In the 21st century, we’ve realized that reduplication is more complex, but not as much as we may have thought it to be. It actually has many properties in common with other kinds of processes. We sort of had a coarse-grained classification scheme before, and now we have a bunch of finer-grained classification schemes. As a result of that, before what looked like an outlier is now actually within the net, so to speak. It’s not that they were wrong before, it’s just that we have a much finer-grained understanding of these different types of functions.

Computational linguistics has always talked about reduplication being something that was difficult to deal with in terms of the language technology for morphology, but now we have a better understanding of it now.

AI: In your very recent research paper, “Regular and polyregular theories of reduplication,” you explore the computational side of reduplication. Can you share some details about it?

PH: I mentioned how we have total reduplication and partial reduplication, and there’s a lot of variation in the kinds of reduplication patterns we see cross-linguistically. Linguists have tried to develop different theories that account for the kinds of reduplication that we see and don’t see in the world’s languages.

In this paper we classified those linguistic theories according to their computational properties, whether those theories would call the reduplication’s patterns "regular" or "poly-regular". If you have a regular function, what that means is that it’s like saying that something is a linear function. If you have a poly-regular function, it’s like it’s beyond that, it’s polynomial. That’s what those terms are about, and strikingly, some linguistic theories are actually poly-regular which means they’re stronger than what we need them to be. Suppose you think about a production process. We want to produce something like "wanita wanita". So, how do you represent that? Do you represent it as "woman-plural", and then you produce "wanita wanita"?

There are some theories that would have a marker that would tell you that you have to duplicate, and you would have one of those markers for each copy to make. You would have "wanita," then you’d have "marker marker marker", and then you’d have to produce "wanita" not twice, but four times. The first time, and then one for each marker. That’s what makes it poly-regular.

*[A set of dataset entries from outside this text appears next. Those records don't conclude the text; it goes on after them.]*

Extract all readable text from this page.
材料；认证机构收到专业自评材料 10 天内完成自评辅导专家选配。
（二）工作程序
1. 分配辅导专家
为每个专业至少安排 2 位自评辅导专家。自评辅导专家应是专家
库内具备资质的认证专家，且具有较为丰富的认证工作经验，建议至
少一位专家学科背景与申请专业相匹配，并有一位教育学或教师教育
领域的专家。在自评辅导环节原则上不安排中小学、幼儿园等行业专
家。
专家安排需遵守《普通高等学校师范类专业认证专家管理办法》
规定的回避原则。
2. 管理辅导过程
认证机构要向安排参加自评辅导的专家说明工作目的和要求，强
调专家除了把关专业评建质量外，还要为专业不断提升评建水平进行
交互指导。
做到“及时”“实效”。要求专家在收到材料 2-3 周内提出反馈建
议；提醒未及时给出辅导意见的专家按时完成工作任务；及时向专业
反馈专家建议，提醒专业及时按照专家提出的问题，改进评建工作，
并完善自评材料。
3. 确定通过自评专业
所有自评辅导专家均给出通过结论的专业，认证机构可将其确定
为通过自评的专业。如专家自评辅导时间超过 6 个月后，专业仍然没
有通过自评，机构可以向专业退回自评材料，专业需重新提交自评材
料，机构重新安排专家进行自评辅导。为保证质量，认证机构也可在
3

We do see triplication in the world’s languages, and we do see sometimes when people can duplicate more than once, but it’s not clear that we need to have these poly-regular theories of language.

AI: What kind of future are you hoping to see between linguistics and artificial intelligence? Do you have specific goals that you are working towards?

PH: I personally would like to see AI pay more attention to linguistics. I think a lot of AI right now is trying to solve problems with lots of data, but I think we need to try to solve problems with small amounts of data. Humans generalize very quickly from small amounts of data, and I think that’s a hallmark of our intelligence. It can also get us in trouble– we can stereotype, we can make mistakes, and things like that– but we do generalize from very few examples. That’s very different from the modern AI technology that learns from millions of examples. I think we should try to focus on learning from small amounts of data in an accurate and reliable way.

One of the areas I work on is called formal grammar, or formal language theory. One of the reasons why I like it is because the models of language we construct are completely interpretable. A lot of the language technology that’s used today uses methods that are not interpretable. We don’t really understand how they go from A to B. I would hope AI would give more consideration to these interpretable models, or at least make interpretability one of the higher criteria on their priorities.

As for my own personal goals in research, I’m actually working on these things. I’m working on the kinds of patterns we see in natural language, the kinds of transformations we see in natural language, using interpretative methods that can be learned with small amounts of data. That’s a lot of what motivates my research. Students, faculty, collaborators across the university, the region, the world, so on– we’re working on these kinds of problems.